Basically, the script cycles through the columns and rows of the source1 workbook and collects each value in a list. It then switches to the destination workbook and deposits those values in the appropriate cells; repeats for the source2 workbook. Finally, it inserts an ‘=EXACT()’ function in the comparison cells in the destination workbook to make the comparison.

tell application "Microsoft Excel"
	with timeout of 10 seconds
		set wa to "sheep1.xlsx"
		set wb to "lamb2.xlsx"
		set wc to "wolf.xlsx"
		
		set x to 3 -- columns
		set y to 4 -- rows
		
		-- collect values from workbook 1
		activate object workbook wa
		set acol to {} -- values as list
		repeat with xx from 1 to x -- cycle through columns and rows to collect values
			repeat with yz from 1 to y
				set end of acol to value of cell yz of column xx
			end repeat
		end repeat
		
		-- deposit values in workbook 3		
		activate object workbook wc
		repeat with xx from 1 to x -- 3
			repeat with yz from 1 to y -- 4
				set i12 to (y * (xx - 1) + yz)
				set value of cell yz of column (x * (xx - 1) + 1) to item i12 of acol -- columns A,D,G
			end repeat
		end repeat
		
		-- collect values from workbook 2
		activate object workbook wb
		set bcol to {} -- values as list
		repeat with xx from 1 to x -- cycle through columns and rows to collect values
			repeat with yz from 1 to y
				set end of bcol to value of cell yz of column xx
			end repeat
		end repeat
		
		-- deposit values in workbook 3
		activate object workbook wc
		repeat with xx from 1 to x -- 3
			repeat with yz from 1 to y -- 4
				set i12 to (y * (xx - 1) + yz)
				set value of cell yz of column (x * (xx - 1) + 2) to item i12 of bcol -- columns B,E,H
			end repeat
		end repeat
		
		-- proceed with workbook 3
		-- enter EXACT formulae (NB excel automatically corrects function's range)
		set ubc to union range1 range "C2:C4" range2 range "F2:F4" range3 range "I2:I4" -- columns C,F,I
		set formula of ubc to "=EXACT(A2,B2)"
		
	end timeout
end tell

NB regarding the EXACT arguments… when you dump a formula into a range of cells, Excel will automatically modify the function argument cells. Of course, if you include ‘$’ in your cell references then you can control that behaviour (e.g. =EXACT($A2,$B2).

Browser: Firefox 104.0
Operating System: macOS 10.12

Awesome work Mockman! You are my legend!

I loved your “wolf” and “sheep” naming and I will adopt it!

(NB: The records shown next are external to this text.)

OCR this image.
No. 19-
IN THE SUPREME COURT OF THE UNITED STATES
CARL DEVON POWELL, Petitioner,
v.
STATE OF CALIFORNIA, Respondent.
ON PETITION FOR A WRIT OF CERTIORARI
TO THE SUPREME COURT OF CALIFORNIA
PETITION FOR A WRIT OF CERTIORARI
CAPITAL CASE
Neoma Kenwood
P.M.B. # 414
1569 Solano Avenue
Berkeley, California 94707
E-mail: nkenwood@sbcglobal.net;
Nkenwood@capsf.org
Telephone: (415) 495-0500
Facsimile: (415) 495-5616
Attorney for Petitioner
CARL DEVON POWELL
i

As for the comparison, yes it works as expected for small tables. And there was no need for the $ in the EXACT formula as you mentioned.

However, I noticed that it is timing out when comparing bigger spreadsheets, i.e. when comparing the sales of our department for the past two years where there are hundreds or even thousands of rows (our list of products) and so many additional columns (columns of prices per month, sales per month and other details as well).

I’m glad that it works at least for smaller files. I used those filenames so I wouldn’t have to guess at whether I was referring to a source or destination file.

Can you identify where in the script it is bogging down? You might have to break the script into pieces… for example, if it occurs while inserting the ‘exact’ formulae, then you could perhaps build a loop and cycle through every third column, or perhaps, insert the formula into row 2 in every third column and then cycle through each, select and fill down. While this may not be the cause, multiple ranges in large spreadsheets will often create performance issues.